Quelle est l'origine de Ma'oz tsour ?

Tout ce qui concerne les fêtes de Hanoucah et Pourim

Modérateurs : RAV hai AMRAM, Sarah, Rav Michaël Szmerla, Rav Binyamin Wattenberg, Rav Imanouel Mergui, Les Rabbanim

Répondre
fureteur
Messages : 123
Enregistré le : 24 nov. 2004, 22:12
Localisation : JERUSALEM

Quelle est l'origine de Ma'oz tsour ?

Message par fureteur » 08 janv. 2006, 07:21

Quelle est l'origine du chant de Ma'oz tsour que nous entonnons après avoir allumé les lumières de 'Hanouka ?

Avatar du membre
Jacques Kohn ZAL
Rav
Messages : 2771
Enregistré le : 18 déc. 2003, 17:39
Localisation : Jérusalem

Message par Jacques Kohn ZAL » 08 janv. 2006, 07:26

Les premiers mots de ce chant (Ma'oz tsour) trouvent leur source dans le Tanakh : « Car tu as oublié le Dieu de ton salut, et tu ne t'es pas souvenu du rocher de ta protection (we-tsour ma'ouzèkh)… » (Isaïe 17, 10).

Il est composé de six strophes, les cinq premières étant arrangées sous la forme d'un acrostiche du nom Mordekhaï (mèm, rèch, dalet, kaf, youd).

Ce chant rappelle l'essentiel de notre histoire à travers les libérations de l'Egypte, de Babylone et de Haman, et il conclut, avec l'évocation du miracle de 'Hanouka, en exprimant l'espoir d’une prochaine reconstruction du Temple.

Ces cinq strophes ont acquis une renommée mondiale. Bien qu'elles aient été probablement écrites par un auteur européen, elles ont acquis partout droit de cité, y compris dans les communautés sefarades.

On sait peu de choses sur leur auteur, si ce n'est qu'il s'appelait Mordekhaï et qu'il a vécu en Allemagne au treizième ou au quatorzième siècle. Selon certains auteurs, il s'identifierait à Mordekhaï ben Yits'haq, l'auteur du chant du vendredi soir intitulé Ma yafith.

Une sixième strophe, commençant par les mots : 'hassof zero'a qodchékha, formant l'acronyme 'hazaq, a été introduite plus tard, certains auteurs l'attribuant à rabbi Moché Isserlis (Rema).

Cette sixième strophe n'a pas été adoptée par les communautés sefarades.

La raison de cette exclusion se trouve peut-être dans son dernier vers, qui évoque des événements dont les communautés établies en terre d'islam n'ont pas eu à souffrir :
De'hei Admon be-tsèl tsalmon, haqem lanou ro'im chiv‘a – « Repousse Admon, à l'ombre de tsalmon, suscite pour nous les sept bergers. »

Admon (« rouquin ») pourrait désigner l'empereur d'Allemagne Frédéric Barberousse, moteur de la troisième croisade (1188-1192).

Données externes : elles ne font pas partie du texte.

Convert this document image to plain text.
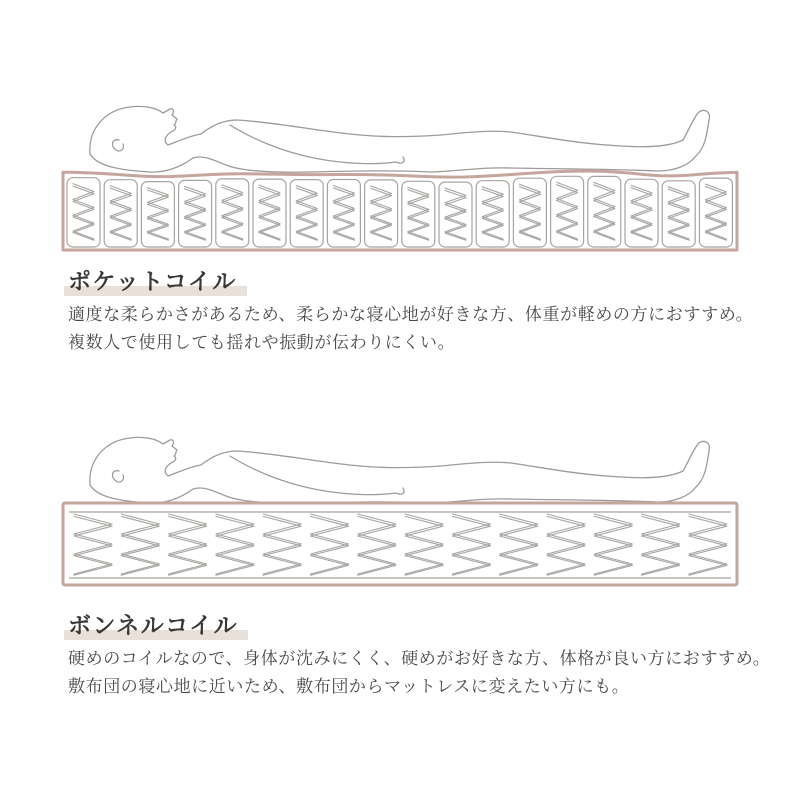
ポケットコイル

適度な柔らかさがあるため、柔らかな寝心地が好きな方、体重が軽めの方におすすめ。
複数人で使用しても揺れや振動が伝わりにくい。

ボンネルコイル

硬めのコイルなので、身体が沈みにくく、硬めがお好きな方、体格が良い方におすすめ。
敷布団の寝心地に近いため、敷布団からマットレスに変えたい方にも。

Celle-ci a, comme toutes les autres, été accompagnée de nombreux massacres dans les communautés juives européennes. D'où l'emploi, dans le même vers, du mot tsalmon, qui s'applique à ceux qui portent un tsélem (« croix »). Quant aux « sept bergers » que nous appelons à notre secours, ce sont ceux dont parle le prophète : « Telle sera la paix de l'Assyrien lorsqu'il entrera dans notre pays, et quand il mettra le pied dans nos palais, nous établirons contre lui "sept bergers" et huit princes des hommes » (Michée 5, 4).

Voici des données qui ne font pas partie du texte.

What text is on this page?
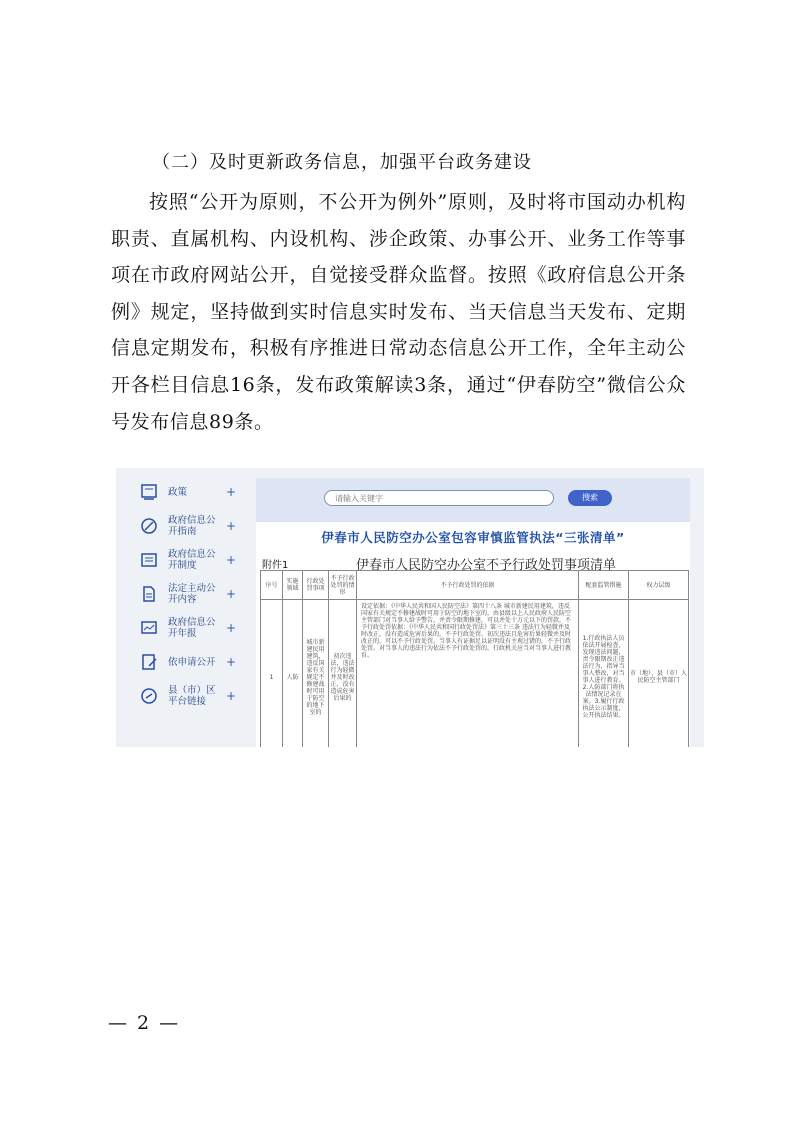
（二）及时更新政务信息，加强平台政务建设

按照“公开为原则，不公开为例外”原则，及时将市国动办机构职责、直属机构、内设机构、涉企政策、办事公开、业务工作等事项在市政府网站公开，自觉接受群众监督。按照《政府信息公开条例》规定，坚持做到实时信息实时发布、当天信息当天发布、定期信息定期发布，积极有序推进日常动态信息公开工作，全年主动公开各栏目信息16条，发布政策解读3条，通过“伊春防空”微信公众号发布信息89条。

政策	+
政府信息公开指南	+
政府信息公开制度	+
法定主动公开内容	+
政府信息公开年报	+
依申请公开 +
县（市）区平台链接	+
请输入关键字
搜索
伊春市人民防空办公室包容审慎监管执法“三张清单”
附件1	伊春市人民防空办公室不予行政处罚事项清单
序号	实施领域	行政处罚事项	不予行政处罚的情形	不予行政处罚的依据	配套监管措施	权力层级
1	人防	城市新建民用建筑，违反国家有关规定不修建战时可用于防空的地下室的	初次违法，违法行为轻微并及时改正，没有造成危害后果的	设定依据：《中华人民共和国人民防空法》第四十八条 城市新建民用建筑，违反国家有关规定不修建战时可用于防空的地下室的，由县级以上人民政府人民防空主管部门对当事人给予警告，并责令限期修建，可以并处十万元以下的罚款。不予行政处罚依据：《中华人民共和国行政处罚法》第三十三条 违法行为轻微并及时改正，没有造成危害后果的，不予行政处罚。初次违法且危害后果轻微并及时改正的，可以不予行政处罚。当事人有证据足以证明没有主观过错的，不予行政处罚。对当事人的违法行为依法不予行政处罚的，行政机关应当对当事人进行教育。	1.行政执法人员依法开展检查，发现违法问题，责令限期改正违法行为，指导当事人整改，对当事人进行教育。2.人防部门将执法情况记录在案。3.履行行政执法公示制度，公开执法结果。	市（地）、县（市）人民防空主管部门
— 2 —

Ces « sept bergers » représentent nos défenseurs contre ceux qui nous agressent.

bh26
Messages : 2
Enregistré le : 02 juil. 2004, 12:14

Et qu'en est il de l'air ...

Message par bh26 » 13 janv. 2006, 13:31

dont j'ai entendu que c'était un air profane.
A vrai dire qu'est-ce qu'un air profane?
Est-ce que toute musique ne peut pas être utilisée avec des paroles de thora ou des poèmes liturgiques?

Avatar du membre
Jacques Kohn ZAL
Rav
Messages : 2771
Enregistré le : 18 déc. 2003, 17:39
Localisation : Jérusalem

Message par Jacques Kohn ZAL » 13 janv. 2006, 14:52

1. La musique de Ma'oz tsour, tel qu'on l'entonne habituellement dans les communautés achkenazes, pourrait remonter au quinzième siècle. Certains auteurs la font remonter à un chant protestant, et elle est suggérée dans certaines œuvres de musique classique.

2. On rapporte que Rabbi Na'hman de Braslav approuvait les emprunts fait par la musique juive à celles des autres. Il considérait que toute musique vient du Ciel et qu'elle est par conséquent universelle.